(This article marks our 500th blog post!)
Oscars 1940, Robert Donat; Vivien Leigh; Hattie McDaniel; Thomas Mitchell / Alfred Bendiner / Pencil, crayon and opaque white on illustration board, 1940 / National Portrait Gallery, Smithsonian Institution; gift of the Alfred Bendiner Foundation / © Alfred and Elizabeth Bendiner Foundation
Although the Civil War was a national tragedy, it made a popular comeback seventy-five years ago. In 1939, there were some Americans alive who had personal memories of the war, but it was a work of fiction rather than history that rejuvenated interest in the war between the North and the South in American culture. “There is no Confederacy now—though you’d never know it, to hear some people talk,” Rhett Butler states flatly in Margaret Mitchell’s 1936 classic, Gone with the Wind. Mitchell not only resurrected the Confederacy, but also the entire Civil War experience.
By 1939, Mitchell’s work had made it to the silver screen, and the film, its cast, and its crew were nominated for many awards for both the richness of the drama and the technical mastery with which it was produced. Directed by Victor Fleming and produced by David O. Selznick, Gone with the Wind stands atop the list of Civil War movies; it received ten Academy Awards, including honors for best picture, best actress, and best supporting actress.
Frank Nugent, reviewing for the New York Times, noted:
Mr. Selznick’s film is a handsome, scrupulous and unstinting version of the 1,037-page novel, matching it almost scene for scene with a literalness that not even Shakespeare or Dickens were accorded in Hollywood, casting it so brilliantly one would have to know the history of the production not to suspect that Miss Mitchell had written her story just to provide a vehicle for the stars already assembled under Mr.
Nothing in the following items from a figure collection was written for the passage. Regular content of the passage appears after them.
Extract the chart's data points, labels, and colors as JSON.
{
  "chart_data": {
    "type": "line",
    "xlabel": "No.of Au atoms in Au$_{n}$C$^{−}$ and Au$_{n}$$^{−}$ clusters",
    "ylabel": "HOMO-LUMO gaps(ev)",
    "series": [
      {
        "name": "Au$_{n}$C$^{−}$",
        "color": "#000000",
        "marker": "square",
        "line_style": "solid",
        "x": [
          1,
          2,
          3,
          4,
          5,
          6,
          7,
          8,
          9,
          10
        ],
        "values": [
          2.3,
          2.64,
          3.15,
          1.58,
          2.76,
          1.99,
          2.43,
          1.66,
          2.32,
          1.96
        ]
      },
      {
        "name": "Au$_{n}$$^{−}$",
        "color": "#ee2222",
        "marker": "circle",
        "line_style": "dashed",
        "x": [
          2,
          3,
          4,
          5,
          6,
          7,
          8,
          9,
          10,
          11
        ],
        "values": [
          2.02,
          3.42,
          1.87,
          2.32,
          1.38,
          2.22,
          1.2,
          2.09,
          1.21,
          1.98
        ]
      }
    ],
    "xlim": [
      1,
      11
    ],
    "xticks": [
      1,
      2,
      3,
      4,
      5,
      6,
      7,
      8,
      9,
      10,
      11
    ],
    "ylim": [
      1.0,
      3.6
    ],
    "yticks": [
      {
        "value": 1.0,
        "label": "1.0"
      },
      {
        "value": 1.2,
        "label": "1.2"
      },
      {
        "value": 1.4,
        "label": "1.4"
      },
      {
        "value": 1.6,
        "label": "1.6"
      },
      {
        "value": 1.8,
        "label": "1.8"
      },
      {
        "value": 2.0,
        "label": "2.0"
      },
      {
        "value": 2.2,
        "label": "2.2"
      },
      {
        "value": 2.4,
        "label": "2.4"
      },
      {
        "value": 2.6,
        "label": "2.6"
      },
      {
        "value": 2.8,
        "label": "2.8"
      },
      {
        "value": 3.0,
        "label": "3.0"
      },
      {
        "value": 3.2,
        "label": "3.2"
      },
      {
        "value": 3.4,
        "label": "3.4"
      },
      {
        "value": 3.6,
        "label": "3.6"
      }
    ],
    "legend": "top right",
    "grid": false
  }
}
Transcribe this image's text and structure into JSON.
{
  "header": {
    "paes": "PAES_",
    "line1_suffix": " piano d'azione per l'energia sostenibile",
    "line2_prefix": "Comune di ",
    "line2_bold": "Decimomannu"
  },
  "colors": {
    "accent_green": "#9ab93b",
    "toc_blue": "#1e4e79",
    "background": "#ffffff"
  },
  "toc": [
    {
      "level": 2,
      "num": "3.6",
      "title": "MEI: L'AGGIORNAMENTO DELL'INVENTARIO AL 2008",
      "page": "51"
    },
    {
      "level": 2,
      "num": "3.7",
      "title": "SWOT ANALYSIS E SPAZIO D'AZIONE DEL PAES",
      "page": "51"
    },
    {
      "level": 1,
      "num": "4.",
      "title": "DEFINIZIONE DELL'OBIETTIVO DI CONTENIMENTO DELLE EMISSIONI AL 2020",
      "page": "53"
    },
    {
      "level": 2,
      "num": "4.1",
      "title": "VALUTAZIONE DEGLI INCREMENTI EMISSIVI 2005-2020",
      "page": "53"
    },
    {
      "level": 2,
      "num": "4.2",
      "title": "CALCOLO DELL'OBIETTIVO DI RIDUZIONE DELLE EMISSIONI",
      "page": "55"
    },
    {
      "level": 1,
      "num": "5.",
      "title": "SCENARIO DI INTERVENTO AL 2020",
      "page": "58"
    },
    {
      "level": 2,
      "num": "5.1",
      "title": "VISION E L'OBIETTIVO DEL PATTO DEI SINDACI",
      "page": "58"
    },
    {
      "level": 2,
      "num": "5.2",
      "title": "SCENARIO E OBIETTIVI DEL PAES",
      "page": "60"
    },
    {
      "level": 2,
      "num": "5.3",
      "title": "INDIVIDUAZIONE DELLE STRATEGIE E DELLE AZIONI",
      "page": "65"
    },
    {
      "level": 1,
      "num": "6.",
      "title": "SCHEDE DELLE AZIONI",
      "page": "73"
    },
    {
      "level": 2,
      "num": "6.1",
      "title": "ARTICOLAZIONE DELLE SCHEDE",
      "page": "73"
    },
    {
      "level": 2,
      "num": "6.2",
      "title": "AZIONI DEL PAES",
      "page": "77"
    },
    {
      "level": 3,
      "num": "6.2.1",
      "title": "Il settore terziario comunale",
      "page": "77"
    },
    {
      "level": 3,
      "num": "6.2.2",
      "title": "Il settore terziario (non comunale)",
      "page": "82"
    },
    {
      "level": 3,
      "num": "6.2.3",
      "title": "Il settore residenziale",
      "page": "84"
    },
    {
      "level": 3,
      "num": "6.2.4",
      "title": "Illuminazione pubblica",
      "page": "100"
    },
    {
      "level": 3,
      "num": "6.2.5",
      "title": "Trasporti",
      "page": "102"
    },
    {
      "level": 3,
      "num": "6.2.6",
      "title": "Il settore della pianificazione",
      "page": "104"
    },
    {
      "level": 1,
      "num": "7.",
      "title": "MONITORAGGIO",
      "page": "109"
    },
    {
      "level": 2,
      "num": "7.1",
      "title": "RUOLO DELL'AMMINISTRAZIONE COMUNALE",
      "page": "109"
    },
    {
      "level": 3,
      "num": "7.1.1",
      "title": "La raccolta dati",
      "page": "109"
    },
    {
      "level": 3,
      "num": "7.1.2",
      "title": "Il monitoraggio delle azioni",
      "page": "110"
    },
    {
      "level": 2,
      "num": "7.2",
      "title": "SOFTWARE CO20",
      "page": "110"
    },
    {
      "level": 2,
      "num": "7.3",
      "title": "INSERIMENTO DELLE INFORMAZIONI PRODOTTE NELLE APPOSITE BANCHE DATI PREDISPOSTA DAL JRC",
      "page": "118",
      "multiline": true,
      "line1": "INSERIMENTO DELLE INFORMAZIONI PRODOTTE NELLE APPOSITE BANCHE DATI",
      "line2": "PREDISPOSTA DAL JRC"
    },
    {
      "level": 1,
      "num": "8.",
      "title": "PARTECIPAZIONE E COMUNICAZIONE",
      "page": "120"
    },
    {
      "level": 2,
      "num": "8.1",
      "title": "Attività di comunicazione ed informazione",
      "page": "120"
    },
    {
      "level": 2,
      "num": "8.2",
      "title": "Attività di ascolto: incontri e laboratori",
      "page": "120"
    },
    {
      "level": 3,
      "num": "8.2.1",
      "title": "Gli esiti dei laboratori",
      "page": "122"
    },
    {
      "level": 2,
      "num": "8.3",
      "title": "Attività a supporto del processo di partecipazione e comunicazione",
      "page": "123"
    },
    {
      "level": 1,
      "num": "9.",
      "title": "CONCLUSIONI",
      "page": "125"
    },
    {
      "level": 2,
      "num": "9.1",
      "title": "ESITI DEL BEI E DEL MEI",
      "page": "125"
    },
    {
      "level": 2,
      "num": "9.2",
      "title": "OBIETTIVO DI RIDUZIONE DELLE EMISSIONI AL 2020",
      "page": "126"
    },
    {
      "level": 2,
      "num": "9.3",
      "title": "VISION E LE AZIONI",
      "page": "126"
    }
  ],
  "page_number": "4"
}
Selznick’s hospitable roof. To have treated so long a book with such astonishing fidelity required courage . . . and yet, so great a hold has Miss Mitchell on her public, it might have taken more courage still to have changed a line or scene of it.
From an age when Hollywood was flexing its young muscles and becoming the undisputed entertainment capital of the world, Gone with the Wind was an epic undertaking. It was a true cinematic event, and the venture was responsible for enhancing the young visual process called Technicolor; Gone with the Wind received two Oscars for technical achievements in the creation of color cinematography.
However, the film was appreciated in its debut and is still remembered more for the passions of its protagonist than for its outstanding musical score and the masterful use of effects. As Nugent noted in his review, “Miss Leigh’s Scarlett is the pivot of the picture, as she was of the novel, and it is a column of strength in a film that is part history, part spectacle and all biography.” Scarlett O’Hara’s quest to win Ashley Wilkes’s love and Scarlett’s fight for her home,Tara, are the movie’s primary plot ingredients; these storylines are convoluted by Scarlett’s three marriages and William Tecumseh Sherman’s march through Georgia.
Vivien Leigh’s proud, manipulative, and resilient portrayal of Scarlett is one of the two Academy Award–winning performances in the film. Though Clark Gable and Olivia de Havilland were both nominated for Oscars, Hattie McDaniel won the film’s only Academy Award, for best supporting actress for her performance as Mammy, the O’Hara household slave. McDaniel was the first African American to win an Oscar.
The accompanying 1940 pencil, crayon, and opaque white drawing on illustration board is from the collection of the National Portrait Gallery. The work, by Alfred Bendiner, depicts the four winners of the acting Oscars from 1939 films. Other than Leigh and McDaniel, the image also includes the two winners for best lead actor and best supporting actor, Robert Donat and Thomas Mitchell, respectively. Donat won the Oscar for playing Charles Edward Chipping in Goodbye Mr. Chips, while Thomas Mitchell—who played Scarlett O’Hara’s father, Gerald, in Gone with the Wind—won the best supporting actor Oscar for his work in Stagecoach.
—Warren Perry, Catalog of American Portraits, National Portrait Gallery
Nugent, Frank S. "David Selznick's 'Gone With the Wind' Has Its Long-Awaited Premiere at Astor and Capitol, Recalling Civil War and Plantation Days of South--Seen as Treating Book With Great Fidelity?" New York Times, December 20, 1939.